On January 31, 2010, Wamiq Farooq Wani,13, of Chana Mohalla Rainawari was killed when Assistant Sub Inspector of JKP fired a tear smoke shell, while the deceased was strolling. People said there was no stone pelting going in the area however the day proved fatal for him as he lost his life. He was hit by a teargas and was killed in cold blood. The report filled in the court the police dubbed Wamiq as a miscreant who attempted to murder a policeman.

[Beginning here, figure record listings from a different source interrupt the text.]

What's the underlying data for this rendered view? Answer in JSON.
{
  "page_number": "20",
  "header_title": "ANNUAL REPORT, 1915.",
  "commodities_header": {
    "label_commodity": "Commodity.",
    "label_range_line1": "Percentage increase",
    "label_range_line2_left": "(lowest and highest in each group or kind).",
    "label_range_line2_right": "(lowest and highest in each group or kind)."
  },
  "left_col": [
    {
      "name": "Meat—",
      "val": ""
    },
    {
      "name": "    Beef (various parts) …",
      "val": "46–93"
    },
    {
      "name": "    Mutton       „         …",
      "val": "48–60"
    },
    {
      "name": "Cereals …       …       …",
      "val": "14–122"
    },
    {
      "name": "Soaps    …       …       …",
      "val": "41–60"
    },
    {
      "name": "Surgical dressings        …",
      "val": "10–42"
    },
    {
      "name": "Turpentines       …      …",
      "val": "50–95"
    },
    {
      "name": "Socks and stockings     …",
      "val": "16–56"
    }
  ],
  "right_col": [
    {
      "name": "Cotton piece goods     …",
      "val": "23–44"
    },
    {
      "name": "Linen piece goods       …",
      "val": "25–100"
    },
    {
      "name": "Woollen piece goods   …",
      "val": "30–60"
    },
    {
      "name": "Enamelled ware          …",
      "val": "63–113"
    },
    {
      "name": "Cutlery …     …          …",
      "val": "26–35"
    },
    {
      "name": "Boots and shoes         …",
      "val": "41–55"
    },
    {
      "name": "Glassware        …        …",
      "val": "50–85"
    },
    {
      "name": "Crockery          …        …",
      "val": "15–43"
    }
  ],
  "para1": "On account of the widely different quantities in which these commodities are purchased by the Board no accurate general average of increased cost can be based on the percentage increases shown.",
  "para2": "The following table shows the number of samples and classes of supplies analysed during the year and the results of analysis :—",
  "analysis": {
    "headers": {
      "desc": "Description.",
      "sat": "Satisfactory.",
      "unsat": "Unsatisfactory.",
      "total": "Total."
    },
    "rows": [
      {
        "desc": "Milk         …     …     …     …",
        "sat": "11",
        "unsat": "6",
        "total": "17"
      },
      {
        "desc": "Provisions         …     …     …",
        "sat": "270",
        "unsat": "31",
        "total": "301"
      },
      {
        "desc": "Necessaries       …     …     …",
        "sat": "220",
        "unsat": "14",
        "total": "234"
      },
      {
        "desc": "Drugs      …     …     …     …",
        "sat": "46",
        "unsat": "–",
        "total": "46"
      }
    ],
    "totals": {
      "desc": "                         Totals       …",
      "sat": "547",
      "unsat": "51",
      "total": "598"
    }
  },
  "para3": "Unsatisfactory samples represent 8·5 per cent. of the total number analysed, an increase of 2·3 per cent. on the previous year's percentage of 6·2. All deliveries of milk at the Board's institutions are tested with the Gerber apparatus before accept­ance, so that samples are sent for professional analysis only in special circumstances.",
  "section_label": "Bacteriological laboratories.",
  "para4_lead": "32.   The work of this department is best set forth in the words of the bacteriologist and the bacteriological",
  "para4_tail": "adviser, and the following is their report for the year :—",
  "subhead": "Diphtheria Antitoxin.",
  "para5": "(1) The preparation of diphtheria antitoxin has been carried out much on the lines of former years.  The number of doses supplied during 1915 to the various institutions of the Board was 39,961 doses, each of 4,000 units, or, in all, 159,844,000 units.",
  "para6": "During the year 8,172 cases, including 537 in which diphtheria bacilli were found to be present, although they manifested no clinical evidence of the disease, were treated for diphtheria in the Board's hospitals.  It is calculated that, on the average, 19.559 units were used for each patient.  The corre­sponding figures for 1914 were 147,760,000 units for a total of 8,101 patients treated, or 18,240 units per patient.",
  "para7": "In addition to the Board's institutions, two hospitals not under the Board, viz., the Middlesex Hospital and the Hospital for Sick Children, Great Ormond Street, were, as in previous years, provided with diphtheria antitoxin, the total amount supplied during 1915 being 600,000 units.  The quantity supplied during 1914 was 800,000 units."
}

In another gory incident, a teenager Zahid Farooq,16, of Brein Nishat was brutally murdered by BSF personnel and the man who gave the orders to fire was none other than the commanding officer, R.K. Birdi of 68th battalion BSF. As per reports, Birdi ordered his subordinate, Lakhwinder Singh, a constable, to fire at the boys. One of the bullet hits Zahid at the back and he was killed on the spot. The boys were out to play cricket in the nearby ground.

After few months, another incident took place in north Kashmir in Sopore district. Zubair Ahmad Bhatt, a 17 year old student was forcibly drowned into the river Jhelum. The incident took place when CRPF and SOG surrounded few boys on the Hatisha Bridge. The eyewitnesses said that police chased the boys and tried to arrest them as they believe the boys were pelting stones. The boys, out of the fear, jumped into the river from the bridge to save their lives, four among five managed to cross, but Zubair couldn’t as people claimed he was drowned by the paramilitary forces who targeted him with stones and teargas shells. It’s alleged that one of the stone from troops hits Zubair’s head and he was blooding profusely, it was within few minutes he lost his consciousness and was drowned. Commenting on the incident Inspector General of police Kashmir said, ‘this was an accident of drowning and police or CRPF has no role in it.’

As per the Indian legal system, the punishment for the murder is life imprisonment. However the state government can’t prosecute any security personnel under AFSPA. They can be prosecuted only by central government.  The impunity which the security agencies receive only emboldens and encourages them. They know whosoever they killed be it a lad like Wamiq; a man like Kalaf Khan who was supporting a family of ten children or a beggar, who was dubbed by army as oldest militant, they can easily get away. They can kill whom they want.

Kashmir stands witness as how draconian laws like AFSPA can wreck havoc and make people feel insecure and suppressed. Isn’t the purpose of law to control authority?